The Second Circuit could still affirm the grant of Clark's Habeas petition "if [she]can first demonstrate either cause and actual prejudice, or that [s]he is actually innocent." That's not the case here. The Court of Appeals summarized Clark's argument as follows:

Clark argues that the trial court violated her Sixth Amendment right to counsel by (1) allowing her to represent herself when it was clear that she would not abide by courtroom protocol and (2) allowing her to represent herself without stand-by counsel after she absented herself from the courtroom as a political protest against the trial court’s legitimacy.

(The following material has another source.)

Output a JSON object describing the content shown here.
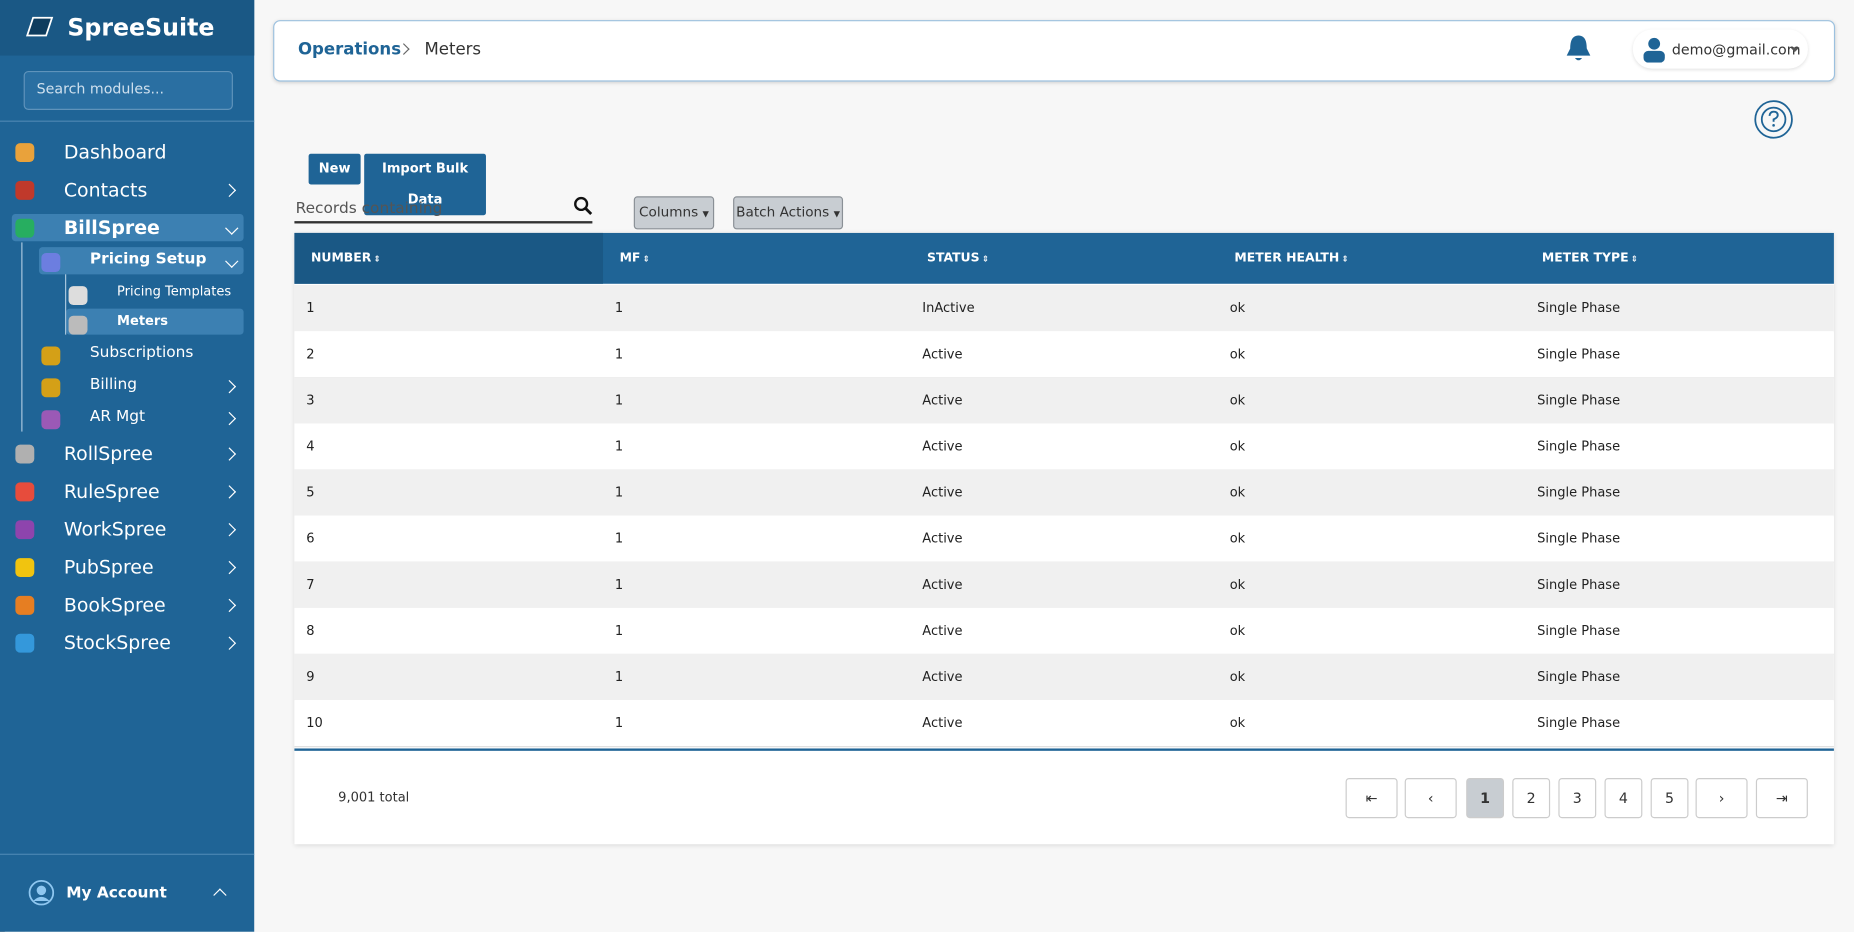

While the district court accepted Clark’s argument, unfortunately for Clark, the Second Circuit rejected an identical claim in Torres v. United States, 140 F.3d 392 (2d Cir. 1998). In sum, the Second Circuit reasoned: "there was no constitutional violation because Clark knowingly and intelligently waived her right to counsel, unequivocally asserted her right to self-representation,
made a conscious strategic choice to waive her right to be present in the courtroom as part of a de facto political protest defense, and was afforded the opportunity to return whenever she chose." As Clark made tactical decisions to represent herself at trial as a self-proclaimed "freedom fighter," the trial court did not violate her Sixth Amendment right to counsel.